1.2. Digital Twins for Generating Similar Data
1.3. Contributions
- We propose a novel approach that paves the way for digital twins in the context of smart homes.
- We enhance the Virtual Home [16] video-based data simulator to support sensor-based data simulation for smart homes, which we refer to as VirtualSmartHome.
- We demonstrate, through an illustrative example, that we can replicate a real apartment to generate data for training an ADL classification algorithm.
- Our study validates the effectiveness of our approach in generating data that closely resembles real-life scenarios and enables the training of an ADL recognition algorithm.
- We outline a tool and methodology for creating digital twins for smart homes, encompassing a simulator for ADLs in smart homes and a replicable approach for modeling real-life apartments and scenarios.

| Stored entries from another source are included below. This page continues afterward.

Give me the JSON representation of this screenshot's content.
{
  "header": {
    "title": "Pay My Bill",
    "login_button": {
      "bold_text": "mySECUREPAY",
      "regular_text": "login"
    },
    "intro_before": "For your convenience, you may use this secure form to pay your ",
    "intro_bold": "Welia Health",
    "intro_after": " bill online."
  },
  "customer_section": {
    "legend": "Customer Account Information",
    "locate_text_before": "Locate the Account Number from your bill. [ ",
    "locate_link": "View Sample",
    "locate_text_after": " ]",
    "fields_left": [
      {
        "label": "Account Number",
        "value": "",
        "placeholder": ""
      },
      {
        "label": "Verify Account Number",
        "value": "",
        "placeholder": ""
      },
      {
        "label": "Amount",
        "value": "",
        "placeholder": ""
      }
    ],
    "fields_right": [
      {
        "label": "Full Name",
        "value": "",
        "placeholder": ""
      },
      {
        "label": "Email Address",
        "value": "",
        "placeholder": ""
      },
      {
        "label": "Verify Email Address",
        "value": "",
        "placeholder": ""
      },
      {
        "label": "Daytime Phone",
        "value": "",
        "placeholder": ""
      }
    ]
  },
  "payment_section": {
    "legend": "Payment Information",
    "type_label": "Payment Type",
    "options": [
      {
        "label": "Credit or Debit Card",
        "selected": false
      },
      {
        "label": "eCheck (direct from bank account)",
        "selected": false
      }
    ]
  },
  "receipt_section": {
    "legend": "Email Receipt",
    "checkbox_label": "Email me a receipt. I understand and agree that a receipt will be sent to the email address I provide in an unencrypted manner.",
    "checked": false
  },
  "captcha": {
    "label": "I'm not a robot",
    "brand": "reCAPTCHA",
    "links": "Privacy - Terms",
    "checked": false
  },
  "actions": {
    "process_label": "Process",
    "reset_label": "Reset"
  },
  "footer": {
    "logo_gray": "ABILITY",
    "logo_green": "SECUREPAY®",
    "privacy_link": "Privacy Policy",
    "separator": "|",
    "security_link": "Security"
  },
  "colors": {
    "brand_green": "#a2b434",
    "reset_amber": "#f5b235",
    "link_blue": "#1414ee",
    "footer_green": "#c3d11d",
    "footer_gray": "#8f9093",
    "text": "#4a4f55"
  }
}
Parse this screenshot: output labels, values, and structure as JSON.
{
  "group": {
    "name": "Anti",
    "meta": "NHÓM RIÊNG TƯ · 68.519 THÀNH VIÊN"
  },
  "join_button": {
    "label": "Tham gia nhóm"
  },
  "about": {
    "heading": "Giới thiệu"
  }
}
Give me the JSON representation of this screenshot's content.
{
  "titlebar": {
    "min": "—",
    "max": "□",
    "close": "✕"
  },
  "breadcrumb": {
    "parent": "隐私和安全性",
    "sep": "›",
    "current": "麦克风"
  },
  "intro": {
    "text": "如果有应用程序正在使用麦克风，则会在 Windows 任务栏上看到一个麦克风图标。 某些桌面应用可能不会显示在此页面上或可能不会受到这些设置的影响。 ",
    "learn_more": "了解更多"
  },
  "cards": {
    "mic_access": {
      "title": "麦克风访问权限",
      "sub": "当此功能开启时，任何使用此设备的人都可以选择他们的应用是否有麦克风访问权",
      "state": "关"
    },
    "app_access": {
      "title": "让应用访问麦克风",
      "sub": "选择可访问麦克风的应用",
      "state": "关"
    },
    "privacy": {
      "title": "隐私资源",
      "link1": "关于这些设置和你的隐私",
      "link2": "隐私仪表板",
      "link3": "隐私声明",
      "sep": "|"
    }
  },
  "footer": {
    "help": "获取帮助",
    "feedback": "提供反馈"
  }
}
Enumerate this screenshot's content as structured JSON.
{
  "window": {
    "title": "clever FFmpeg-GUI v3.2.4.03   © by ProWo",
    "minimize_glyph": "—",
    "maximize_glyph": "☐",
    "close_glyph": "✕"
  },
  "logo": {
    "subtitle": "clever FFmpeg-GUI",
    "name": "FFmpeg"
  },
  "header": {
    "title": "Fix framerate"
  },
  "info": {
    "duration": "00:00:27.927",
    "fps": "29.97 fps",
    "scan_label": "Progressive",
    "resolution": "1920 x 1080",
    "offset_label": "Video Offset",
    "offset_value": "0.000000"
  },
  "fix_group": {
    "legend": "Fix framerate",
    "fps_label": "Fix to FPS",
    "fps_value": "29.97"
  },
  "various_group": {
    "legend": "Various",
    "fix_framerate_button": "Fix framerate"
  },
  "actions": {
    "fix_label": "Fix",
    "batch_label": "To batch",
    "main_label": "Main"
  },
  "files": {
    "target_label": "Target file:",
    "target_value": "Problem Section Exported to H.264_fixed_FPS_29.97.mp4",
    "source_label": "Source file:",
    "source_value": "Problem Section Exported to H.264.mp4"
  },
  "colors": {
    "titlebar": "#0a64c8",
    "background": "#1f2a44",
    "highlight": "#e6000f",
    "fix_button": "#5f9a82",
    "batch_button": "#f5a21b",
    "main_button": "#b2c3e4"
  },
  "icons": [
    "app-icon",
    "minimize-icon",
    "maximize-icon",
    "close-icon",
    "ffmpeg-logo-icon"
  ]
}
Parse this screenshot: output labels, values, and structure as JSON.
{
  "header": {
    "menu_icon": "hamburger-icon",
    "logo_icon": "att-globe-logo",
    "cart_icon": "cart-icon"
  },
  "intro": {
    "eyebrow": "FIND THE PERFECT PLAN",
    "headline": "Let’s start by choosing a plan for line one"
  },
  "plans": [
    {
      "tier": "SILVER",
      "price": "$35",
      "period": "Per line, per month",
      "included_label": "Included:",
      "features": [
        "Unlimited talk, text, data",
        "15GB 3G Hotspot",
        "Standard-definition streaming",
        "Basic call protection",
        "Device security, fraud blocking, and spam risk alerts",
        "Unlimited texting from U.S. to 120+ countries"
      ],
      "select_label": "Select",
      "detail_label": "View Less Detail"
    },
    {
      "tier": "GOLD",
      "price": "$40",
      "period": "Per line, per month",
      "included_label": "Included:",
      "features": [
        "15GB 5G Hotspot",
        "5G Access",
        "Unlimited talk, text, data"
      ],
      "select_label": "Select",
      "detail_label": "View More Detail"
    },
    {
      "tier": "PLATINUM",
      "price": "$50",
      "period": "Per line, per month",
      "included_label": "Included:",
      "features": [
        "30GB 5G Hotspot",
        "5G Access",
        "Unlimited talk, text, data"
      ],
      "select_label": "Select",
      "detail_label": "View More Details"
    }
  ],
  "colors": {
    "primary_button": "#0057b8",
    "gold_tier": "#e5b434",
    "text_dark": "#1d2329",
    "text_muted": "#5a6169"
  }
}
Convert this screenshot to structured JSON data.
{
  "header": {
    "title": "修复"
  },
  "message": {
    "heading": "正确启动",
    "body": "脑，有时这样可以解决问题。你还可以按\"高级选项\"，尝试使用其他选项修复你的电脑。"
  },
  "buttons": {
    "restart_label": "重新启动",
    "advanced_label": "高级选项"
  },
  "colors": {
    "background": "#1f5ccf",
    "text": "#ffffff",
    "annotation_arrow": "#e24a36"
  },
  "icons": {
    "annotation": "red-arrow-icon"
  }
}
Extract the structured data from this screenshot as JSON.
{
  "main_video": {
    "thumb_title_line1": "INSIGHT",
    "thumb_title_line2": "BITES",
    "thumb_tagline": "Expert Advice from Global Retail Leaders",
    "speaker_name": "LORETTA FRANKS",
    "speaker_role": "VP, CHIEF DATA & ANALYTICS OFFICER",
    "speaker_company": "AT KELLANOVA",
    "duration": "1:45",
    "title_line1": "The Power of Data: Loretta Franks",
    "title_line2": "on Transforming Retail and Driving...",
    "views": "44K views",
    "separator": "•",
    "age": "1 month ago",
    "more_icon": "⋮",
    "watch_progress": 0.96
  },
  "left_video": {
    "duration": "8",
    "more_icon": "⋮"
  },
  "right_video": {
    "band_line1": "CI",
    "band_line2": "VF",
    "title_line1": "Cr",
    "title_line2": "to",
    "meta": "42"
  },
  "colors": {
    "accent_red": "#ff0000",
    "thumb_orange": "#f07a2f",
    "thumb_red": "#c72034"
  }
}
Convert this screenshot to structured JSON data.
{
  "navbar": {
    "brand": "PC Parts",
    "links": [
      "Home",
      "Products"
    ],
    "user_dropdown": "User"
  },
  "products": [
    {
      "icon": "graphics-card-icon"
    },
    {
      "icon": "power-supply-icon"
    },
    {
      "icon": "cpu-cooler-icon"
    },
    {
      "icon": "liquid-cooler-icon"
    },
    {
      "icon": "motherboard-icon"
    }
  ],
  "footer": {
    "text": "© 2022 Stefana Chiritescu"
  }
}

- The proposed tool and methodology can be utilized to develop more effective ADL classification algorithms and enhance the overall performance of smart home systems.
2. Related Work
2.1. Machine Learning Algorithms for Activity Recognition Based on Smart Home IoT Data
2.2. Activities of Daily Living Datasets
2.3. Existing Home Simulators
3. Virtual Smart Home: The Simulator
3.1. Design of Virtual Smart Home
- 1.
- Interactive Objects: While Virtual Home already offers a variety of objects for inclusion in apartments, many are passive and non-interactive. To address this limitation, we added the functionality to interact with some new objects. Agents can now open trash cans, the drawers of column cabinets, and push on toilet faucets. Objects with doors are implemented by splitting them into two parts—one static and one capable of rotation around an axis to simulate interaction. Fluid objects like toilet faucets are simulated by placing the origin point of the fluid at its supposed source.
- 2.
- Simulation Time Acceleration: To generate a large volume of data quickly, we implemented the ability to accelerate simulation times. This feature utilizes the Time.timeScale function of the Unity game engine. However, the acceleration cannot surpass the rendering time of the Unity game engine, resulting in a maximum four-fold increase in simulation speed.
- 3.
- Real-Life Apartment Replication and Room Creation: To replicate a real-life apartment, we propose a methodology that involves creating a 2D map of the flat using tools like Sweet Home 3D [52]. This map is then reproduced in Virtual Home, respecting the hierarchical object structure imposed by the simulator. Finally, the interactive objects are placed in a manner similar to their real-world counterparts. We demonstrated the effectiveness of this method by replicating a real-life intelligent apartment based on our room dimension measurements. Additionally, we have introduced the ability to create new rooms, such as outdoor and entrance areas.
- 4.
- IoT Sensors: While Virtual Home previously focused on recording activities using videos, we have implemented IoT sensors to enhance the simulation. The following sensors have been incorporated: (1) opening/closing sensors, (2) pressure sensors, (3) lights, (4) power consumption, and (5) zone occupancy sensors. Except for the zone occupancy sensors, all other sensors are simulated using the environment graph of the scene. This graph lists all objects in the scene with their corresponding states (e.g., closed/open, on/off). The zone occupancy sensor takes the form of a sensitive floor, implemented using a raycast. It originates from the center of the avatar and is directed downwards. The floor of the flat is divided into rooms, and the intersection with the floor identifies the room in which the avatar is located.
- 5.
- Simulation Interface: We have developed an interface that allows users to launch simulations by specifying the apartment, ambient sensors, scenarios, date, and time. The interface facilitates the scripting of each labeled activity for reproduction in the simulation. It provides three main functions: (1) the creation of an experiment configuration file, where the simulation flat and desired sensor data can be chosen; (2) the creation of a scenario configuration file, offering choices such as experiment date, simulation acceleration, and various activities with their durations; (3) the association of an experiment configuration file with a scenario configuration file and the subsequent launch of the simulation. This functionality enables the storage of synthetic sensor logs in a database file and provides a comprehensive record of the conducted experiment, including the experiment configuration file and the scenario configuration file.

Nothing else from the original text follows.